The Abstract of the Disclosure is provided to allow the reader to quickly ascertain the nature of the technical disclosure. It is submitted with the understanding that it will not be used to interpret or limit the scope or meaning of the claims. In addition, in the foregoing Detailed Description, it can be seen that various features are grouped together in various examples and embodiments for the purpose of streamlining the disclosure. This method of disclosure is not to be interpreted as reflecting an intention that the claimed subject matter requires more features than are expressly recited in each claim. Rather, as the following claims reflect, inventive subject matter lies in less than all features of a single disclosed embodiment. Thus, the following claims are hereby incorporated into the Detailed Description, with each claim standing on its own as a separately claimed subject matter.
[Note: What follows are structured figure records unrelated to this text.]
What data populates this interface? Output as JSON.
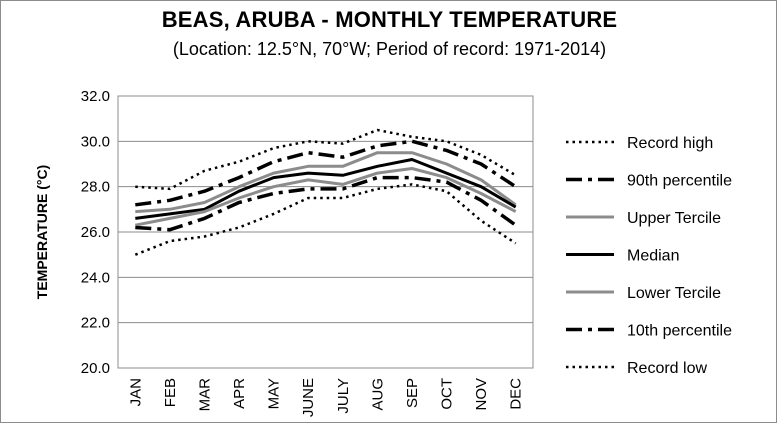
{
  "chart_data": {
    "type": "line",
    "title": "BEAS, ARUBA - MONTHLY TEMPERATURE",
    "subtitle": "(Location: 12.5°N, 70°W; Period of record: 1971-2014)",
    "xlabel": "",
    "ylabel": "TEMPERATURE (°C)",
    "ylim": [
      20,
      32
    ],
    "yticks": [
      "20.0",
      "22.0",
      "24.0",
      "26.0",
      "28.0",
      "30.0",
      "32.0"
    ],
    "categories": [
      "JAN",
      "FEB",
      "MAR",
      "APR",
      "MAY",
      "JUNE",
      "JULY",
      "AUG",
      "SEP",
      "OCT",
      "NOV",
      "DEC"
    ],
    "grid": true,
    "legend_position": "right",
    "series": [
      {
        "name": "Record high",
        "style": "dotted",
        "color": "#000000",
        "values": [
          28.0,
          27.9,
          28.7,
          29.1,
          29.7,
          30.0,
          29.9,
          30.5,
          30.2,
          30.0,
          29.4,
          28.5
        ]
      },
      {
        "name": "90th percentile",
        "style": "dashdot",
        "color": "#000000",
        "values": [
          27.2,
          27.4,
          27.8,
          28.4,
          29.1,
          29.5,
          29.3,
          29.8,
          30.0,
          29.6,
          29.0,
          28.0
        ]
      },
      {
        "name": "Upper Tercile",
        "style": "solid",
        "color": "#8c8c8c",
        "values": [
          26.9,
          27.0,
          27.3,
          28.0,
          28.6,
          28.9,
          28.9,
          29.5,
          29.5,
          29.0,
          28.3,
          27.2
        ]
      },
      {
        "name": "Median",
        "style": "solid",
        "color": "#000000",
        "values": [
          26.6,
          26.8,
          27.0,
          27.8,
          28.4,
          28.6,
          28.5,
          28.9,
          29.2,
          28.6,
          28.0,
          27.1
        ]
      },
      {
        "name": "Lower Tercile",
        "style": "solid",
        "color": "#8c8c8c",
        "values": [
          26.3,
          26.6,
          26.9,
          27.5,
          28.0,
          28.3,
          28.1,
          28.6,
          28.8,
          28.4,
          27.7,
          26.9
        ]
      },
      {
        "name": "10th percentile",
        "style": "dashdot",
        "color": "#000000",
        "values": [
          26.2,
          26.1,
          26.6,
          27.3,
          27.7,
          27.9,
          27.9,
          28.4,
          28.4,
          28.2,
          27.4,
          26.3
        ]
      },
      {
        "name": "Record low",
        "style": "dotted",
        "color": "#000000",
        "values": [
          25.0,
          25.6,
          25.8,
          26.2,
          26.8,
          27.5,
          27.5,
          27.9,
          28.1,
          27.8,
          26.5,
          25.5
        ]
      }
    ]
  }
}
Many different arrangements of the various components depicted, as well as components not shown, are possible without departing from the spirit and scope of the present disclosure. Embodiments of the present disclosure have been described with the intent to be illustrative rather than restrictive. Alternative embodiments will become apparent to those skilled in the art that do not depart from its scope. A skilled artisan may develop alternative means of implementing the aforementioned improvements without departing from the scope of the present disclosure. It should thus be noted that the matter contained in the above description or shown in the accompanying drawings is to be interpreted as illustrative and not in a limiting sense.